Food and poverty come under the spotlight

The University of Northampton

1st February 2018

News

The University of Northampton

THE University of Northampton has been appointed to lead an evaluation into the effectiveness of a collaborative and multi-disciplinary food and poverty programme based in the town.

Natasha Bayes, researcher and graduate of the university's Masters in Public Health course whose dissertation focused on people's experiences of food poverty, has commenced the evaluation in collaboration with co-lead Dr Roz Collings. The findings of the evaluation will be reported in late 2021.

The HUB partnership was created in June 2016 to look at what interventions work best to help people facing hardship crisis. These included:

- Access to the food aid

- Advice and advocacy from local partnerships such as Citizens Advice Bureau

- Cookery courses, including information about budget shopping and reducing food waste

- Creative workshops designed to help services users, or guests make, do and mend

- A money course to help guests devise a manageable budget and learn how to save

The HUB partnership is led by Northampton food charity Re:store, in collaboration with the Springs Family Centre, Northampton Community Foundation and the Central and East Northamptonshire Citizen's Advice Bureau.
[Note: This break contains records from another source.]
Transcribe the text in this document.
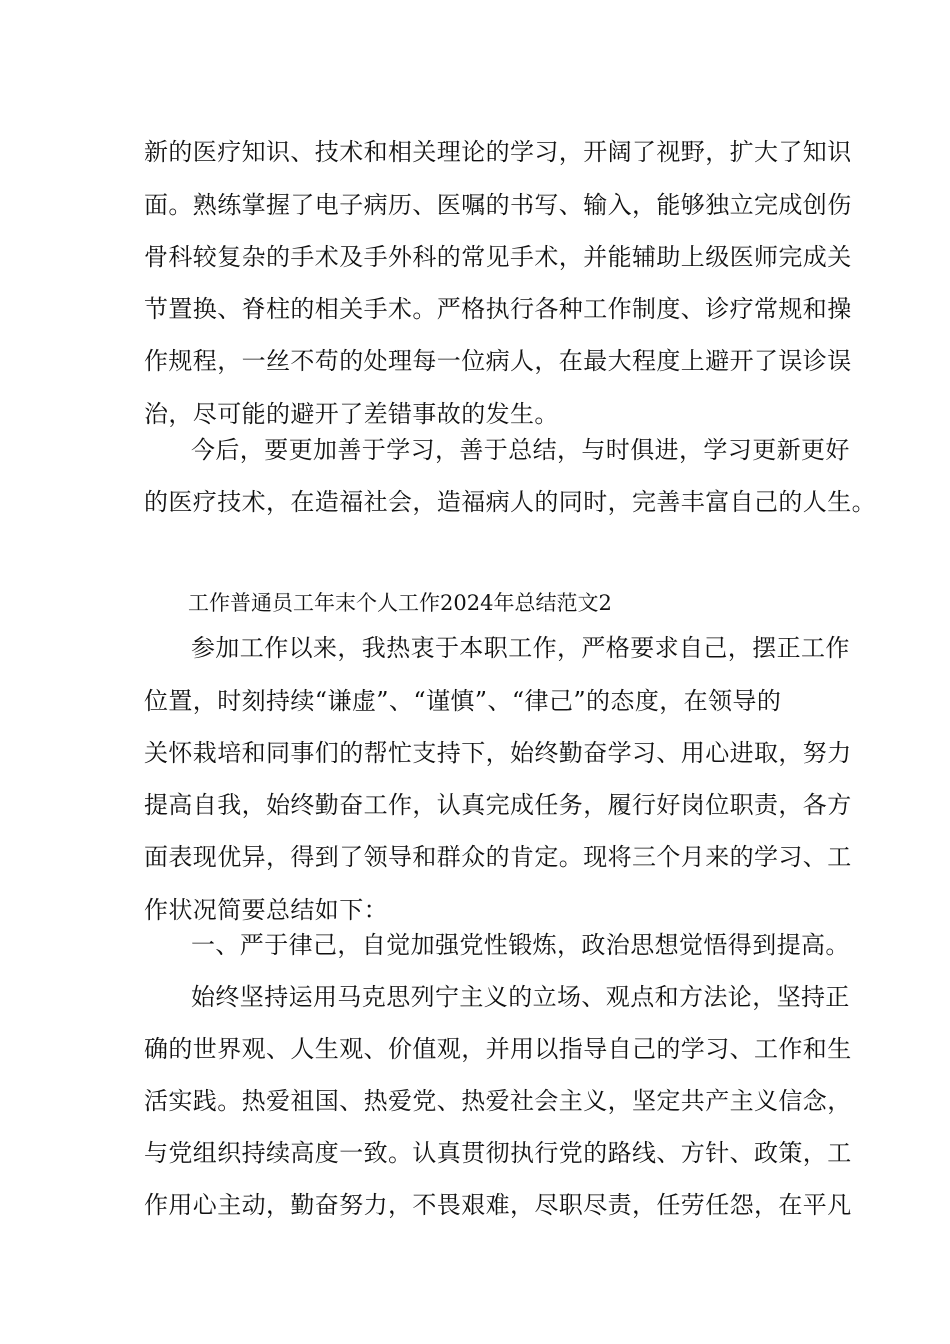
新的医疗知识、技术和相关理论的学习，开阔了视野，扩大了知识
面。熟练掌握了电子病历、医嘱的书写、输入，能够独立完成创伤
骨科较复杂的手术及手外科的常见手术，并能辅助上级医师完成关
节置换、脊柱的相关手术。严格执行各种工作制度、诊疗常规和操
作规程，一丝不苟的处理每一位病人，在最大程度上避开了误诊误
治，尽可能的避开了差错事故的发生。
今后，要更加善于学习，善于总结，与时俱进，学习更新更好
的医疗技术，在造福社会，造福病人的同时，完善丰富自己的人生。
工作普通员工年末个人工作2024年总结范文2
参加工作以来，我热衷于本职工作，严格要求自己，摆正工作
位置，时刻持续“谦虚”、“谨慎”、“律己”的态度，在领导的
关怀栽培和同事们的帮忙支持下，始终勤奋学习、用心进取，努力
提高自我，始终勤奋工作，认真完成任务，履行好岗位职责，各方
面表现优异，得到了领导和群众的肯定。现将三个月来的学习、工
作状况简要总结如下：
一、严于律己，自觉加强党性锻炼，政治思想觉悟得到提高。
始终坚持运用马克思列宁主义的立场、观点和方法论，坚持正
确的世界观、人生观、价值观，并用以指导自己的学习、工作和生
活实践。热爱祖国、热爱党、热爱社会主义，坚定共产主义信念，
与党组织持续高度一致。认真贯彻执行党的路线、方针、政策，工
作用心主动，勤奋努力，不畏艰难，尽职尽责，任劳任怨，在平凡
The project is funded by the Big Lottery Fund's Help Through Crisis fund (now closed to applications) and the evaluation will involve two stages.

The first looks at reviewing the data collection tools designed to identify guests' socio-economic circumstances and how they can be supported through the services.

For the second work stream, the research team will interview guests to find out if and how using the services has impacted them (such as their health and well being, life skills, employment status and access to crisis provision).

Researchers will speak with Community Champions (guests who have benefited from the services and promote these to new people) to see how this role can be further used to encourage life changes in guests.

They will also survey stakeholders to see how the partnership has worked and what changes are needed to make it work better in the future.

The evaluation will be rounded off with visits to key project partners to identify what is working and what can be improved.

Natasha said: "The multidisciplinary services provided through the HUB partnership are of huge importance to people facing hardship crisis. It's therefore important that we understand the effectiveness of the project in meeting its outcomes in supporting people facing socio-economic hardship to change their circumstances.

"It has been a pleasure working with Anya and the wider partners and I look forward to continuing to working with them over the next few years."

Anya Willis, Director of Re:store in Northampton, added: "We've been proceeding at a great pace with our Hub partners, but to ensure the future success of the programme, we need an objective, in-depth look at what works, why and what our guests feel about the services we provide for them. At the end of the day, it's their views that matter so we will be working with Natasha and her team on this evaluation."